What is Virgin Galactic worth then? Again, we don’t precisely know. But the world’s most valuable airline, when including debt, is valued at close to $50 billion.

If there’s even a small chance — say, 10% — that SPCE is worth $50 billion in eight or 10 years, that alone means real value for the stock today.

Add in the likelihood of Virgin Galactic becoming a niche, yet profitable, ultra high-end travel play and it’s not terribly hard to see the current valuation being supported. It’s certainly a lot easier to get to $6.6 billion than to the $14 billion valuation applied just a few weeks ago.

Mind the Risks

But I’ll say it again: this is a high-risk play.

This is a stock that is one accident away from a major plunge. Even the pullback from last month likely was caused at least in part by delayed test flights. So much relies on every step that Virgin Galactic takes that SPCE stock can see huge swings on any piece of news.

Longer-term, it’s obviously possible that the business doesn’t quite work. There is a difficult problem here, in that Virgin needs to lower its prices over time to meet maximum demand — but can’t lower those prices without enough initial demand to fill its schedule and drive economies of scale. Meeting that challenge will require precisely threading the needle.

It’s even possible that the business works — but for someone else. There are many other private companies now targeting manned spaceflight for various purposes.

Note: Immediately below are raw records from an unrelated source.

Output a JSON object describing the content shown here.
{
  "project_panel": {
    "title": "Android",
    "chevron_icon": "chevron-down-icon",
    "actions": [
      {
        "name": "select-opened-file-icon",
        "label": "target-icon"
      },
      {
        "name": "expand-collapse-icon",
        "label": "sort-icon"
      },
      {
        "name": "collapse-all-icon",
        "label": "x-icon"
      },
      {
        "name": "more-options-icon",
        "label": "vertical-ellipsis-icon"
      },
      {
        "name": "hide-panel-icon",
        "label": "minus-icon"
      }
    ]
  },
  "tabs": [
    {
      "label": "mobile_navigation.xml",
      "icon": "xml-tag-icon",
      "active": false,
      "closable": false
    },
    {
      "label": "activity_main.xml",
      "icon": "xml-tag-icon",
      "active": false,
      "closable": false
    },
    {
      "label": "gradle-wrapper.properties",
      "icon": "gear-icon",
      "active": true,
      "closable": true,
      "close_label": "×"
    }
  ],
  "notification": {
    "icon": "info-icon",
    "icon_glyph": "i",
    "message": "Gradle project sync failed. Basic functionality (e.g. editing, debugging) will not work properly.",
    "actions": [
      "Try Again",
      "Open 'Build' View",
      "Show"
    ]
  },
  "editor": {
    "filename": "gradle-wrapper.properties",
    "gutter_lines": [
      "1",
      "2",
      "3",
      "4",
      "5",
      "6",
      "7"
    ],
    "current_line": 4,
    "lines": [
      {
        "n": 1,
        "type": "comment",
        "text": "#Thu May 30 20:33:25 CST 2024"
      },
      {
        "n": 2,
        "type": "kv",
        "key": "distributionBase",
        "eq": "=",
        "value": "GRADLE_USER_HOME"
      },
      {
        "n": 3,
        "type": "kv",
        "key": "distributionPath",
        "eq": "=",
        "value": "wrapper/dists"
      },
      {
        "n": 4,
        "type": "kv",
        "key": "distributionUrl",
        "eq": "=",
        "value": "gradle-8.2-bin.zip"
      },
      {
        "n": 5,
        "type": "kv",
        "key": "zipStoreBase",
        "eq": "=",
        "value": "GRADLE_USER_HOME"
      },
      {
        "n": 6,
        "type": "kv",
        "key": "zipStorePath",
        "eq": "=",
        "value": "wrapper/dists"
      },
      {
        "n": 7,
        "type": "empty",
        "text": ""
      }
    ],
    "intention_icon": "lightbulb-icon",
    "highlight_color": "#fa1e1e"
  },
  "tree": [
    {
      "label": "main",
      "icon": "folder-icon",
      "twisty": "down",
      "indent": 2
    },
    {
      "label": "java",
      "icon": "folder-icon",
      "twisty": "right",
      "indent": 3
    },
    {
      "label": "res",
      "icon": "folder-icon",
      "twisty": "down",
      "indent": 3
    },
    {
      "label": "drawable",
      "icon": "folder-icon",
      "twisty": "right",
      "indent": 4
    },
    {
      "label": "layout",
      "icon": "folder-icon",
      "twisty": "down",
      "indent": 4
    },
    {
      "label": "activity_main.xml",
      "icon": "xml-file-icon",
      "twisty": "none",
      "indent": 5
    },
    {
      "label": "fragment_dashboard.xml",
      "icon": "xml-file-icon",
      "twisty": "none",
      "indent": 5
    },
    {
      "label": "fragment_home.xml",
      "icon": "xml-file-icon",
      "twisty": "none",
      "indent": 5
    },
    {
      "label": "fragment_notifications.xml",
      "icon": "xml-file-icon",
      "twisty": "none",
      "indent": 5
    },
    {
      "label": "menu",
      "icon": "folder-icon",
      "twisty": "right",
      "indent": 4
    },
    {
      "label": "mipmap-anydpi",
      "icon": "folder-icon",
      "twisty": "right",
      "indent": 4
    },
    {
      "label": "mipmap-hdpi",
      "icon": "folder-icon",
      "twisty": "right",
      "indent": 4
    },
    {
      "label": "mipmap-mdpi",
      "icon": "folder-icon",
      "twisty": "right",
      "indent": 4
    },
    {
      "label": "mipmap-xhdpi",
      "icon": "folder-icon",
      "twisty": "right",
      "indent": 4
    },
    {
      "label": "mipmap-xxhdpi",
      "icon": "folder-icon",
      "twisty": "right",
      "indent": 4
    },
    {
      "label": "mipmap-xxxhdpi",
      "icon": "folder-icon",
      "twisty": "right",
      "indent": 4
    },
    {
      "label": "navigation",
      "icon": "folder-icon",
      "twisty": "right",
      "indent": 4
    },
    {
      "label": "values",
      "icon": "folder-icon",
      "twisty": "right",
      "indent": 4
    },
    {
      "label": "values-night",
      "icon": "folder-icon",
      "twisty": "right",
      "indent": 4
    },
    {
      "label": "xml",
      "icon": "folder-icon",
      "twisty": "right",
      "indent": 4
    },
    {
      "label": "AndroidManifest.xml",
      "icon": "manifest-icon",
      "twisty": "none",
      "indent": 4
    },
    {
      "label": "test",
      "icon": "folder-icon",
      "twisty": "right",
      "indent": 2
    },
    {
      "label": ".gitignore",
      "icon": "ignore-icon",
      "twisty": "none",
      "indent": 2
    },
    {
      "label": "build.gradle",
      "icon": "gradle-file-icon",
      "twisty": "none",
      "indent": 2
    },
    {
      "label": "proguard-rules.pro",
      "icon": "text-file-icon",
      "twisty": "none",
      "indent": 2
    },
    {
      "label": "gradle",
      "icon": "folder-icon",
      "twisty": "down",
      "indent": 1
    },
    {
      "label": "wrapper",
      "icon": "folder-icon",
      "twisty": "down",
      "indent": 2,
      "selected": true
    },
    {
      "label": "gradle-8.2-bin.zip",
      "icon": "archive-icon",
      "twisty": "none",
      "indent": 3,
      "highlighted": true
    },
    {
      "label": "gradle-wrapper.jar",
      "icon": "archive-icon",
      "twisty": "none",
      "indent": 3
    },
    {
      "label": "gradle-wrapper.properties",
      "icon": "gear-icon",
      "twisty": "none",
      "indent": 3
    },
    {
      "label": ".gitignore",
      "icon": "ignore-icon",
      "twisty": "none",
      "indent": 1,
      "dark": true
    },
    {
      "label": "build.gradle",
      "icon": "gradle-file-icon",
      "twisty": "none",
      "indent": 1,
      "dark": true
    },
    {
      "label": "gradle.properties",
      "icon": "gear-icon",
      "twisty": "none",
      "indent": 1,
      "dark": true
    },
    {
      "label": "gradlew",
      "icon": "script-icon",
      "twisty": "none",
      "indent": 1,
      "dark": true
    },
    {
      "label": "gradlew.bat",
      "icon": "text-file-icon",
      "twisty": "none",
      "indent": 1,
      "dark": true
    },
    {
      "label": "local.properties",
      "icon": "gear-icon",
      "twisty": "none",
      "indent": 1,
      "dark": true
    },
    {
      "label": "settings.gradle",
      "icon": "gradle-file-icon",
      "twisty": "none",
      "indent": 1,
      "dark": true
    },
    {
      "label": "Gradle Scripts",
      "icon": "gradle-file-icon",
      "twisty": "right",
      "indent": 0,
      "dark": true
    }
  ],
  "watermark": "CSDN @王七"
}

It’s a different “space race” than that of the 1950s and 1960s, but it will be just as competitive.

This is a stock that is going to take time. It will take patience. It will see some volatility. SPCE stock is not a play for every investor.

But it’s a good play for the right kind of investor. It’s a better play with the price cut in half.

On the date of publication, neither Matt McCall nor the InvestorPlace Research Staff member primarily responsible for this article held (either directly or indirectly) any positions in the securities mentioned in the article.